A square of dark chocolate, perhaps? 

A cup of espresso, topped up with raw sugar and heated milk?

A few minutes to skim the news feed on my Facebook account? 

These are the things I often turn to bring drops of sanity to my busy, noisy day, but yesterday as I contemplated what method of escape I would employ, I thought of a different way. Down the hallway on my bedside table sat my black leather Bible, which I hadn’t yet touched that day. 

And I didn’t have time,  not just then, to pour over it as I would have liked to do. But I did have the time–as long as it would have taken me to slip into the kitchen to devour a square of chocolate–to flip to the Psalms, and the sweet morsels of goodness found there. 

O taste and see that the Lord is good; How blessed is the man who takes refuge in Him!

– Psalm 34:8

And I wondered as closed my Bible,  felt peace wash over me like a cup a chamomile tea, what I’d been missing.

Although there isn’t anything wrong with coffee, and chocolate, and Facebook news, what had I been missing by reaching for them instead of the Living Water found there in the Psalms, so accessible, so available to me? 

For while our SIN can be easy enough to spot (though at times it’s not), there are deeper, sweeter paths of closeness to the Lord which we can go a lifetime and not discover.
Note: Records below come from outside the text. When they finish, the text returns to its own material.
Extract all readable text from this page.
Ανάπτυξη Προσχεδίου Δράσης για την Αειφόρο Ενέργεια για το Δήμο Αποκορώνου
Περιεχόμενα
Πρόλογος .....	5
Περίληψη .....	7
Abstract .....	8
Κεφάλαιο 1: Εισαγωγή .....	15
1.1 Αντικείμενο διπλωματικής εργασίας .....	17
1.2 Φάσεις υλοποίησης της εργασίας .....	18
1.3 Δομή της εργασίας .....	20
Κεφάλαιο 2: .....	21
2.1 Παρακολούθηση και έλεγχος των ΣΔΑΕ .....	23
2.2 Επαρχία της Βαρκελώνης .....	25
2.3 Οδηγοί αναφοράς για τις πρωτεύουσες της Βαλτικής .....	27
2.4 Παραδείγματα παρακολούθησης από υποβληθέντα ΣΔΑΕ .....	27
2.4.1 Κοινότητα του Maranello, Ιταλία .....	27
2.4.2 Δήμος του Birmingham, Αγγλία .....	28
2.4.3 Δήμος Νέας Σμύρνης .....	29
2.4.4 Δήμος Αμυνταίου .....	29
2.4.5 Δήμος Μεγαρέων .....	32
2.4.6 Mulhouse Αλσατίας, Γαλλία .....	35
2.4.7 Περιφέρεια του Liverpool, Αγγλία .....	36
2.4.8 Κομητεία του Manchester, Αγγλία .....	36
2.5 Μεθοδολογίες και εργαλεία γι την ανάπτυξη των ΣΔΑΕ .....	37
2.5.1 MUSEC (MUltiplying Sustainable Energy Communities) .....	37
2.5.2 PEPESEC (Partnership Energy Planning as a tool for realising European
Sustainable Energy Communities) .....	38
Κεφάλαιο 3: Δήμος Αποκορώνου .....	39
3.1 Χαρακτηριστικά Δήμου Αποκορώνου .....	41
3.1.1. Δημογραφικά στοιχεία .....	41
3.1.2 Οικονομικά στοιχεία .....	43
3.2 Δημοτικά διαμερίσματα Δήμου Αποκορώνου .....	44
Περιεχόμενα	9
And what if those paths, those changes I so long to see in myself, can be reached not only through long segments of time spent in the Word, but through little moments of calling out to God for strength, and reaching for little pieces of His word? 

What change could even one pure morsel of eternal truth make to my day?

After taking the time to read from the Psalms, I went on to finish the school day, plant those pepper seeds, and even clean out my kitchen junk drawer! 

What a difference the reminder of Jesus’ love and presence had made. 

In Him is strength, beauty, refuge, truth, and the nourishment I need to help me view my boys, my home, my life in the light of eternity.

The eternity that continues in the next life,

the eternity in which we live today.